Winter 2016 – Industrial medicine, as practiced for the majority of the 20th century is giving way to a new paradigm.
The therapeutic approach used to treat acute conditions has been effectively mastered and continues to be refined. Trauma, infections, imminent vascular and other surgical conditions, and the like are perfectly suited for this industrial paradigm and the advances in microbiology, pharmacology, interventional radiology, minimally invasive surgery, etc., have led to these conditions moving far down the ranks of leading causes of death (notwithstanding the emerging “super-bug” bacteria which are becoming resistant to most often over-used antibiotics).
These successes have given us the luxury of living long enough to die from other causes.
The philosophy, logic and methodology that is so well-suited to the treatment of acute fulminant ailments often applies poorly to the current leading causes of morbidity and mortality: chronic disease.
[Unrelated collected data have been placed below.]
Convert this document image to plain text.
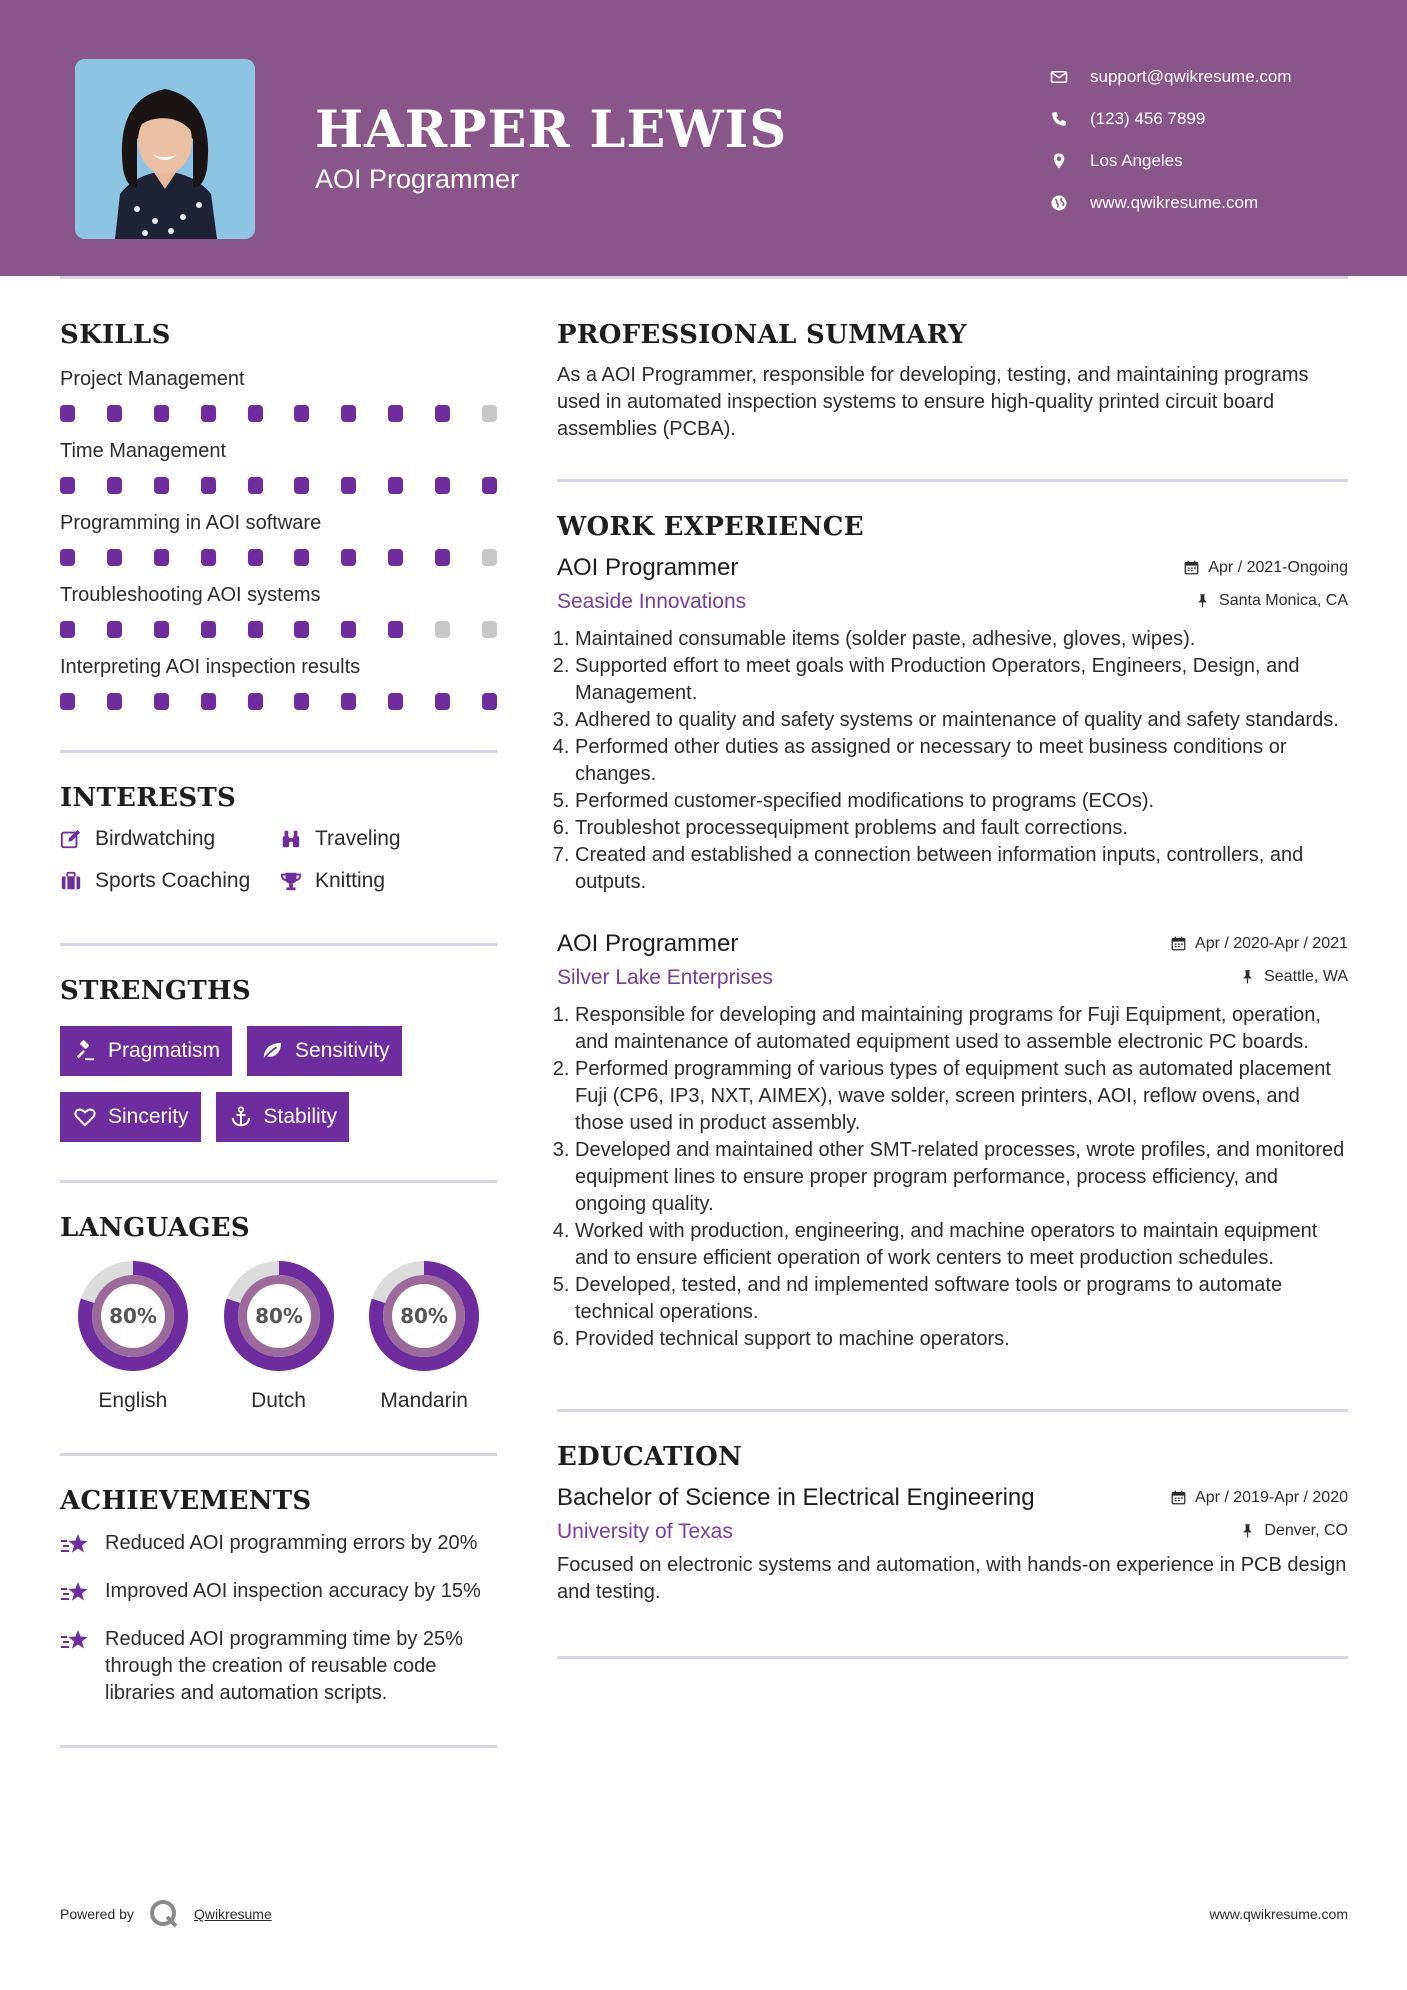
HARPER LEWIS
AOI Programmer
support@qwikresume.com
(123) 456 7899
Los Angeles
www.qwikresume.com
SKILLS
Project Management
Time Management
Programming in AOI software
Troubleshooting AOI systems
Interpreting AOI inspection results
INTERESTS
Birdwatching	Traveling
Sports Coaching	Knitting
STRENGTHS
Pragmatism	Sensitivity
Sincerity	Stability
LANGUAGES
80%
English
80%
Dutch
80%
Mandarin
ACHIEVEMENTS
Reduced AOI programming errors by 20%
Improved AOI inspection accuracy by 15%
Reduced AOI programming time by 25% through the creation of reusable code libraries and automation scripts.
PROFESSIONAL SUMMARY
As a AOI Programmer, responsible for developing, testing, and maintaining programs used in automated inspection systems to ensure high-quality printed circuit board assemblies (PCBA).
WORK EXPERIENCE
AOI Programmer	Apr / 2021-Ongoing
Seaside Innovations	Santa Monica, CA
1. Maintained consumable items (solder paste, adhesive, gloves, wipes).
2. Supported effort to meet goals with Production Operators, Engineers, Design, and Management.
3. Adhered to quality and safety systems or maintenance of quality and safety standards.
4. Performed other duties as assigned or necessary to meet business conditions or changes.
5. Performed customer-specified modifications to programs (ECOs).
6. Troubleshot processequipment problems and fault corrections.
7. Created and established a connection between information inputs, controllers, and outputs.
AOI Programmer	Apr / 2020-Apr / 2021
Silver Lake Enterprises	Seattle, WA
1. Responsible for developing and maintaining programs for Fuji Equipment, operation, and maintenance of automated equipment used to assemble electronic PC boards.
2. Performed programming of various types of equipment such as automated placement Fuji (CP6, IP3, NXT, AIMEX), wave solder, screen printers, AOI, reflow ovens, and those used in product assembly.
3. Developed and maintained other SMT-related processes, wrote profiles, and monitored equipment lines to ensure proper program performance, process efficiency, and ongoing quality.
4. Worked with production, engineering, and machine operators to maintain equipment and to ensure efficient operation of work centers to meet production schedules.
5. Developed, tested, and nd implemented software tools or programs to automate technical operations.
6. Provided technical support to machine operators.
EDUCATION
Bachelor of Science in Electrical Engineering	Apr / 2019-Apr / 2020
University of Texas	Denver, CO
Focused on electronic systems and automation, with hands-on experience in PCB design and testing.
Powered by	Qwikresume	www.qwikresume.com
Many of the chronic diseases that now account for both the greatest burden of suffering as well as the leading causes of death in developed countries (and increasingly in developing countries as well) have root causes in the interaction of genetic predispositions which are activated and triggered by specific lifestyle-related factors and behaviors.
The focus on relieving the acute symptoms of a disease process often mitigates immediate deterioration and can prevent the decompensation toward a imminent health crisis event, but this perspective rarely results in identification and treatment of true underlying causes, which may require looking several steps “upstream” in the natural history of disease progression to properly assess and address, and ultimately help prevent.
Therefore a new kind of healthcare model is emerging, often as an amalgamation of a variety of intersecting fields and under a variety of overlapping banners, which is bringing the focus and attention to the true (and frequently multiple) origins of disease.
The intellectual underpinnings of this new medicine are, by definition, highly multidisciplinary and incorporate elements from naturopathy, functional medicine, anti-aging medicine, complementary-alternative medicine, environmental medicine, life-coaching, psychology and behavioral medicine, as well as advanced diagnostics including precision medicine, and many other emerging fields without negating or denying the immense value of basic conventional “MD-style” healthcare where it is appropriate.
The very emergence of this paradigm is due to the acknowledgement that conventional medicine often does not adequately address the many aspects of chronic disease and a more broad-minded approach is necessary.
This new paradigm, which I refer to as “source-cause medicine” intuitively recognizes the importance of 10 inter-related aspects of health and life—in addition to its clear focus on investigation and identification of the underlying cause or causes of disease—which were either inadequately addressed or overtly ignored by the industrial healthcare model.
The first is the appropriate integration of quality-of-life measures into the calculus of medical decision making.
The second is sufficient attention to the risk/benefit ratio for both diagnostic and therapeutic interventions that are available.
The third is a firm grasp of the science and psychology of behavior change as it relates to lifestyle and health.
The fourth is the objective and thoughtful recognition of the degree to which flaws and bias exist within a significant portion of conventional medical and scientific studies from which current best practice guidelines are derived.
The fifth is the application of increasingly refined personalized rather than population-based protocols and interventions.
The sixth is the awareness that traditional reference ranges for “normal” lab values which often span entire orders of magnitude must be appropriately updated to reflect “optimal” ranges.
The seventh is the recognition and emphasis upon the subtraction of certain disease-causing factors which can often be equally or more effective than the addition of purported health-promoting factors (i.e. pharmacotherapies).
The eighth is understanding that primary care is affordable to the vast majority of people and that (unlike for catastrophic conditions) no basis exists for encumbering primary care with insurance-based fee-for-service administrative burdens.
The ninth is the affirmation that individuals vary greatly in susceptibilities and tolerances to various potentially noxious stimuli including various environmental exposures as well as prescribed medical therapies.
The tenth is our evolution beyond paternalistic medicine, allowing physicians to see ourselves as guides, mentors, interpreters, and partners rather than authoritarian decision-makers for our patients.
As this new paradigm takes shape and more healthcare providers and patients resonate with such principles, we will be better able to rise to the mounting challenges within the realms of medical practice as well as healthcare informatics, economics, and policy.